[RFC PATCH 06/20] bpf: lsm: Add Landlock kfuncs

Paul Moore paul at paul-moore.com
Wed Jul 1 20:02:36 UTC 2026


On Wed, Jul 1, 2026 at 3:55 PM Justin Suess <utilityemal77 at gmail.com> wrote:
> On Wed, Jul 01, 2026 at 09:49:07PM +0200, Mickaël Salaün wrote:
> > On Wed, Jul 01, 2026 at 02:38:08PM -0400, Paul Moore wrote:
> > > On Wed, Jul 1, 2026 at 2:34 PM Mickaël Salaün <mic at digikod.net> wrote:
> > > > On Wed, Jul 01, 2026 at 09:28:22AM -0400, Paul Moore wrote:
> > > > > On Wed, Jul 1, 2026 at 8:52 AM Justin Suess <utilityemal77 at gmail.com> wrote:
> > > > > > On Wed, Jul 01, 2026 at 08:12:34AM -0400, Paul Moore wrote:
> > > > > > > On Wed, Jul 1, 2026 at 6:59 AM Mickaël Salaün <mic at digikod.net> wrote:
> > > > > > > > On Tue, Apr 07, 2026 at 04:01:28PM -0400, Justin Suess wrote:
> > > > > > > > > Create 2 kfuncs exposing control over Landlock functionality to BPF
> > > > > > > > > callers. Export an opaque struct bpf_landlock_ruleset preventing callers
> > > > > > > > > from accessing unstable internal Landlock fields.
> > > > > > >
> > > > > > > Generally speaking we don't want to provide APIs, either in-kernel or
> > > > > > > at the userspace/kernel boundary, that are specific to a single LSM,
> > > > > > > see the LSM syscalls or the security_current_getlsmprop_subj()
> > > > > > > function as examples.
> > > >
> > > > This patch series is not about the LSM framework, only about Landlock
> > > > and its specific model and use case.  Landlock using some of the LSM API
> > > > is not relevant here.
> > >
> > > Based on a quick look the patchset enables BPF programs to call
> > > directly into Landlock.  For the same reason we discourage other parts
> > > of the kernel to call directly into individual LSMs, we want to
> > > discourage BPF programs from calling directly into individual LSMs.
> >
> > We're OK for a dedicated kfunc to call directly into Landlock (with a
> > tailored interface).  Landlock is designed around its syscall interfaces
> > (well documented, tailored, tested), and this would be a new user of
> > almost the same UAPI.
>
> Paul, Mickaël,
>
> I think there's a cleaner way to resolve this.
>
> First, walking back my earlier email: I was wrong saying that we need to call
> into security/security.c to check whether Landlock is enabled. Landlock's
> init only runs when it's in the active lsm= list, so I can just test
> landlock_initialized directly. There's no per-invocation reason to route
> through the LSM framework for that.

The landlock_initialized flag is not really a LSM framework API, that
is still Landlock specific which is something we try hard to avoid.

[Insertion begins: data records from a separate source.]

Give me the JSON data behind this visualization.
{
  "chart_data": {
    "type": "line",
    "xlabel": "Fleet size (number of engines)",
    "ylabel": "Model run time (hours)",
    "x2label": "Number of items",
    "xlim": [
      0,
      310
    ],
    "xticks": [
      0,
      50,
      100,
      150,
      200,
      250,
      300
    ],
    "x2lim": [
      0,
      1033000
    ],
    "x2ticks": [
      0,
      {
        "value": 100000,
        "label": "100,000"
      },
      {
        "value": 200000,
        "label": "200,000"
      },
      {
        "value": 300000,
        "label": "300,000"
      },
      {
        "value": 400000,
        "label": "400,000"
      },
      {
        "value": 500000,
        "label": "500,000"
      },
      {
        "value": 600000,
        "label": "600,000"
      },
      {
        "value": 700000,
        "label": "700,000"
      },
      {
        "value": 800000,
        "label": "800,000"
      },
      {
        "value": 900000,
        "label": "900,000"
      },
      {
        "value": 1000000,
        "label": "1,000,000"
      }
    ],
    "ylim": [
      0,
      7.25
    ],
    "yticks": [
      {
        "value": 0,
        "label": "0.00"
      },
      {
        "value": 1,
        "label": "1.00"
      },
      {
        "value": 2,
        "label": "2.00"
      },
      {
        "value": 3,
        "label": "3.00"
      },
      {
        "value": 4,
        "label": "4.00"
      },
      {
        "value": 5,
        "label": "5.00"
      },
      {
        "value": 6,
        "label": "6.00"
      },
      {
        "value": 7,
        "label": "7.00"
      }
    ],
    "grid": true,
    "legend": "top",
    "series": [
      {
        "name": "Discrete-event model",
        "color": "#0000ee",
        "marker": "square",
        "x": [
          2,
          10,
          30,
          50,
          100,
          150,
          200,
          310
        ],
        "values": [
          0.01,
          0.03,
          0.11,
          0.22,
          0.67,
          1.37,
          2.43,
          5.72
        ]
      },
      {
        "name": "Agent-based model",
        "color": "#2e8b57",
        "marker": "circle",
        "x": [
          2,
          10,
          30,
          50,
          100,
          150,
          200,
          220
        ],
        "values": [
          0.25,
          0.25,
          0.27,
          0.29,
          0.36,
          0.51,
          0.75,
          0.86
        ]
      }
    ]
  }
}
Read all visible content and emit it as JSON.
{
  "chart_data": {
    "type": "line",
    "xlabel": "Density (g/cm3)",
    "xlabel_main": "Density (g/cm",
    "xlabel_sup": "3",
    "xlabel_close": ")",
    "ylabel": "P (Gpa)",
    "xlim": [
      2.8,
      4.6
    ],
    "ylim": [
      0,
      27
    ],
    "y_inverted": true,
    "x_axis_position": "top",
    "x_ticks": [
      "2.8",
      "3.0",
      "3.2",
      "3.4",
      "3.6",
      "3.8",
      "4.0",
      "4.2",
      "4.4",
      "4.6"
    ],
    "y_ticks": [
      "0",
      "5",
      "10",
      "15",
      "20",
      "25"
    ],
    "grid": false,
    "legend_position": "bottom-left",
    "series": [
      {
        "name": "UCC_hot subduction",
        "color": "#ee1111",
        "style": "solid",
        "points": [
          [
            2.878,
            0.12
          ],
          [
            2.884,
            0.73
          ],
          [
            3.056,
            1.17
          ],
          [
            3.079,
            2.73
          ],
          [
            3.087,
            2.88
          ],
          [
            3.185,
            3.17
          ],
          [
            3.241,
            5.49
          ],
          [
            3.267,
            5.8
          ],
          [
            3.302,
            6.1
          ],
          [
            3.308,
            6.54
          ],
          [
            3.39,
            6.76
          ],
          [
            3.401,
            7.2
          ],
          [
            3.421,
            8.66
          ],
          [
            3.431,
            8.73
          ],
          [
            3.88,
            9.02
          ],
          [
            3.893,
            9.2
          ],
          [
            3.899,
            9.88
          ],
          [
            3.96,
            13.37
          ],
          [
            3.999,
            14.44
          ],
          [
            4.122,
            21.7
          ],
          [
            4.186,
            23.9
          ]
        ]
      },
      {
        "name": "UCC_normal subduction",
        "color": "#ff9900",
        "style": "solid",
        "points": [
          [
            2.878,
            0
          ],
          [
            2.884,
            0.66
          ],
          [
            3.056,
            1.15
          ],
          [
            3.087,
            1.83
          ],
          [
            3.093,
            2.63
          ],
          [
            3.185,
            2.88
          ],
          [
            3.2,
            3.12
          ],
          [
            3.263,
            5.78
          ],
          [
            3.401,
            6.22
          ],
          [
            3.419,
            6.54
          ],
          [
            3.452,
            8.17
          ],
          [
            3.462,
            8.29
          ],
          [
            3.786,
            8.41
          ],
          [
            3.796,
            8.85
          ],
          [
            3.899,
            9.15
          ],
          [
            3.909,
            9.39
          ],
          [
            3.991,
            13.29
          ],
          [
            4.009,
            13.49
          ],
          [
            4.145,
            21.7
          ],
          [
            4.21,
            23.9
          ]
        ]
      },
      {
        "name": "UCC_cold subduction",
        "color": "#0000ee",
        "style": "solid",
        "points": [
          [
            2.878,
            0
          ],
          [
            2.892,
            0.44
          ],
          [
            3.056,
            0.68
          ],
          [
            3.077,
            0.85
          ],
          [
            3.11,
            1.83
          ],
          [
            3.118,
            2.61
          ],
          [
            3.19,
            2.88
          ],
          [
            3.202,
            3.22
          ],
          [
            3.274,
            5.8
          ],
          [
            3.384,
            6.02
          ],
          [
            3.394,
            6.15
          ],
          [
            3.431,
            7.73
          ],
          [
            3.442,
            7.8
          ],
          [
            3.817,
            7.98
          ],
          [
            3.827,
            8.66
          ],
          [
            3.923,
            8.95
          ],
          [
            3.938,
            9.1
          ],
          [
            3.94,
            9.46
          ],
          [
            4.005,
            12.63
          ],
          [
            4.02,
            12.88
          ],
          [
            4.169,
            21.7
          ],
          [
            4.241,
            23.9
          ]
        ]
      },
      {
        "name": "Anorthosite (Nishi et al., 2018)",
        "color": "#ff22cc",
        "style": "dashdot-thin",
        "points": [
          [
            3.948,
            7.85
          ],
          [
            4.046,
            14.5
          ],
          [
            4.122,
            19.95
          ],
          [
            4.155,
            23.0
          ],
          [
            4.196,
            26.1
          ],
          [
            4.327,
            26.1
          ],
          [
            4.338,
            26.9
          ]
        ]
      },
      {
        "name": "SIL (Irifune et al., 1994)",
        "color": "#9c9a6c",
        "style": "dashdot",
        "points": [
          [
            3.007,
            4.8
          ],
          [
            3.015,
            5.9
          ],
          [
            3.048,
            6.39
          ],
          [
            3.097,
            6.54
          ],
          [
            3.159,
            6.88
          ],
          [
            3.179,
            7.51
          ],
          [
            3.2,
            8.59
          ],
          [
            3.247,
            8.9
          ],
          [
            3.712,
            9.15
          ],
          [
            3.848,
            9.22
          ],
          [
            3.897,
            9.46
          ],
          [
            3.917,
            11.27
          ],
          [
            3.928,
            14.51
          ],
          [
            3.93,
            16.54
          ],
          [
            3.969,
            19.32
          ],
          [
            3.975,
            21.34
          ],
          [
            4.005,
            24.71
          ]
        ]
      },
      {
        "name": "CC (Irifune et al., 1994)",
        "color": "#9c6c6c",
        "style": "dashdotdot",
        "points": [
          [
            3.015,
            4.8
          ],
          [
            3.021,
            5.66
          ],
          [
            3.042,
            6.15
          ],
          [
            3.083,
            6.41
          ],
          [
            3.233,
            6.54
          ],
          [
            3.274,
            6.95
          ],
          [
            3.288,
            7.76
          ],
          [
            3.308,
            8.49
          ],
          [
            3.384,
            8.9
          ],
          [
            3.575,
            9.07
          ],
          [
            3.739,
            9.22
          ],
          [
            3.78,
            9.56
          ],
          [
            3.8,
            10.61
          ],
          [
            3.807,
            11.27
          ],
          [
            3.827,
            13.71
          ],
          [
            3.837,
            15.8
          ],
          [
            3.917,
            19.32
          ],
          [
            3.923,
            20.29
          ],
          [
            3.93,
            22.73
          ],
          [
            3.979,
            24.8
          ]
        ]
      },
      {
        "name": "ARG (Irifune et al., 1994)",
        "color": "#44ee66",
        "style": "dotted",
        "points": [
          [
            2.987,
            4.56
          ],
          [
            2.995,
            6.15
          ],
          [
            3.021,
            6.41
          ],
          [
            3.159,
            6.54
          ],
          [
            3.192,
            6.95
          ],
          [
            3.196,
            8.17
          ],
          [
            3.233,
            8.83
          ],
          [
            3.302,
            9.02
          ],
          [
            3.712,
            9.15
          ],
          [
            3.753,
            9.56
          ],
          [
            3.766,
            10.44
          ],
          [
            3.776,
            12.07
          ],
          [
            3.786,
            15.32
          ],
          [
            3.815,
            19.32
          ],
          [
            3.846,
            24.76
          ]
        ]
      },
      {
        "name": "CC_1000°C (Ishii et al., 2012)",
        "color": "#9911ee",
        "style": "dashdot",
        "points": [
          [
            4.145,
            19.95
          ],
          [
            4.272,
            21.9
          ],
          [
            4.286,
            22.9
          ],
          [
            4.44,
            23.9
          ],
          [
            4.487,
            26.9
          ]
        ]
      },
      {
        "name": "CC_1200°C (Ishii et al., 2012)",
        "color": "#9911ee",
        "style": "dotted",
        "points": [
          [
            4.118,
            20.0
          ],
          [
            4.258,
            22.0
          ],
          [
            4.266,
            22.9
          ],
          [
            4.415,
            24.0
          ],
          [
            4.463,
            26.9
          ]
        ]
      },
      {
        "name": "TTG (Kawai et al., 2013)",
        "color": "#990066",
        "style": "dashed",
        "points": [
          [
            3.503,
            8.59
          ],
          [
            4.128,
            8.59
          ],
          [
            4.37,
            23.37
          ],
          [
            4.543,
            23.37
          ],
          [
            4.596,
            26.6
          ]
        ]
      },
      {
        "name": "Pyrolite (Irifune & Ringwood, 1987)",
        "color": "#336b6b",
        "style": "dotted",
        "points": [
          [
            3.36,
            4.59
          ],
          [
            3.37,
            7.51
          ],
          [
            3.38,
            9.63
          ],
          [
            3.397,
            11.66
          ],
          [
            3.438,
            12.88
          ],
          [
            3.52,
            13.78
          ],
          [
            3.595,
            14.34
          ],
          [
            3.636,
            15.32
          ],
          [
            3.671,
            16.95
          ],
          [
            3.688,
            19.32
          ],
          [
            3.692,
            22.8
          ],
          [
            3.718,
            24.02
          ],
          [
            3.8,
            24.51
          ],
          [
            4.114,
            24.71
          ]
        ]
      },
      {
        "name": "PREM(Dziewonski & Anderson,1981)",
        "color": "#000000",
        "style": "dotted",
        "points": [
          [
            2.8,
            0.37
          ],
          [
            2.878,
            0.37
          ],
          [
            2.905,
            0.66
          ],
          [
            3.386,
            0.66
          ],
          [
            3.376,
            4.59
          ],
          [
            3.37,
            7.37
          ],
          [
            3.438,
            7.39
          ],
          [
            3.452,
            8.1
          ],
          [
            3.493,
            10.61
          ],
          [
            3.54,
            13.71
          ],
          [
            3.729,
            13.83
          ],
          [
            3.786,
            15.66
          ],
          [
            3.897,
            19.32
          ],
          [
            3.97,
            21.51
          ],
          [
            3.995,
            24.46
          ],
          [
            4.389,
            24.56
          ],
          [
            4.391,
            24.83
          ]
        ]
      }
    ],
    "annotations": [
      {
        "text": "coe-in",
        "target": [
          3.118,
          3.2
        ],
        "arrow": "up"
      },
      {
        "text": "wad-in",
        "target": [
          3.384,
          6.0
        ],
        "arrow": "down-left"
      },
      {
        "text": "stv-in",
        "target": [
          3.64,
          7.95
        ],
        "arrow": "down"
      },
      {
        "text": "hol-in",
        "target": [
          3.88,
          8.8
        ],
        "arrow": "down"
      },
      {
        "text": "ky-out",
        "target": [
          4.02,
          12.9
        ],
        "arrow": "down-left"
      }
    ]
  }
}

> Rather than routing each kfunc *invocation* through a security/security.c
> wrapper, I think the right place for the framework to be involved is
> *registration*: have the LSM framework own registration of an LSM's
> kfunc sets, e.g.
>
>     int security_register_lsm_kfunc_set(u64 lsm_id, enum bpf_prog_type type,
>                                         const struct btf_kfunc_id_set *kset);

That implies a set of LSM kfunc APIs which Alexei has been deadset
against (see other ongoing threads).

> Each LSM calls this once to register its sets. Because registration goes
> through the framework, the framework gets to decide whether to actually
> register them so you could, for example, run an LSM while explicitly
> opting its BPF kfuncs out. (something that should be done at the LSM
> framework level).

I'm not opposed to the LSM supporting a set of kfuncs, see my comments
in other threads, but we should treat these kfuncs just as we treat
other LSM hooks today because that is what they are: LSM hooks that
happened to be called from within a BPF program.